TOKYO - Honda Motor Co. will celebrate its 50th anniversary on 4 October at Honda's newly-built Twin Ring Motegi race grounds.
The unofficial theme will be 'Rides and Drivers,' with race cars, motorcycles, and drivers from Honda's past gathering to honor the company.
The day will emphasize Honda's heritage of making engines. Honda is also expected to offer details that day on its return to Formula 1 racing.
The focus on engines will be true to Honda's heritage, but not its current approach to marketing. Few consumers today buy Honda's Accord or S-MX minivan for the engines. Rather, those vehicles are popular because of their interior styling and Honda's near-perfect positioning of them in the market.
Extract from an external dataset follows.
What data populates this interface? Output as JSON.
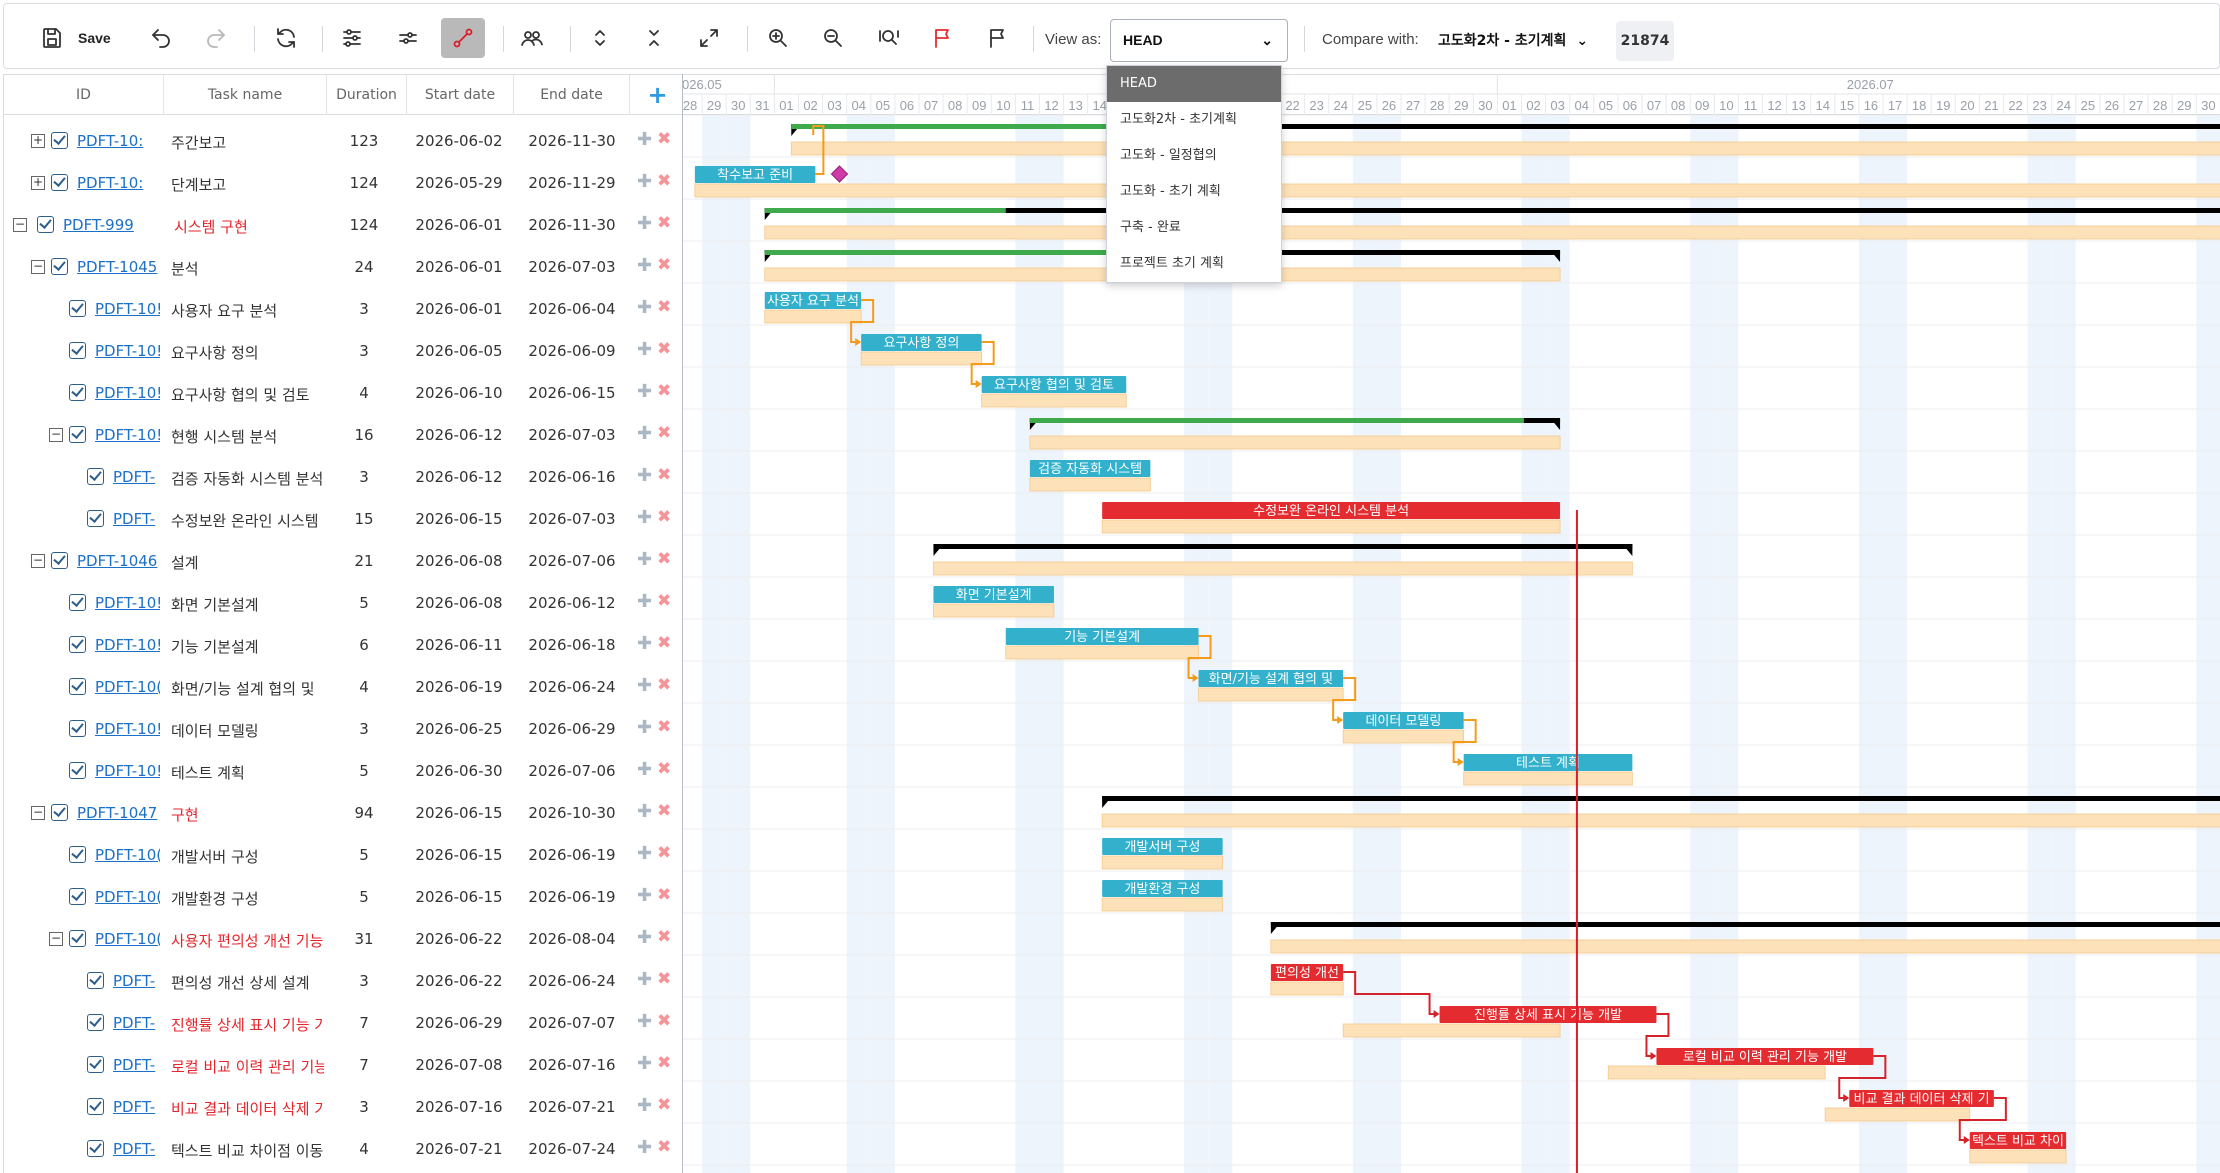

To be sure, Honda has never neglected styling. Founder Soichiro Honda displayed a keen eye for industrial design. One of his first successful motorbikes featured a smart red-and-white, saucer-shaped fuel tank located beside the rear wheel.
Yet Honda has always considered itself first and foremost an engine company.
Following engineer and tinkerer Soichiro Honda, the company's presidents have come from the engine-design side. Honda's current president, Hiroyuki Yoshino, was a member of the fabled team that produced the CVCC engine, the first to meet US emissions standards without using a catalytic converter.
Honda was founded after World War II as a motorcycle company, with the equivalent of less than $2,000 in capital.
Honda entered the car business against the wishes of Japan's powerful Ministry of International Trade and Industry.
It is now Japan's third largest carmaker, after Toyota Motor Corp. and Nissan Motor Co., and the world's eighth largest in terms of production.
On the company's exact birthday, 24 September, Honda showed its SSM sports car, which will go on sale next year.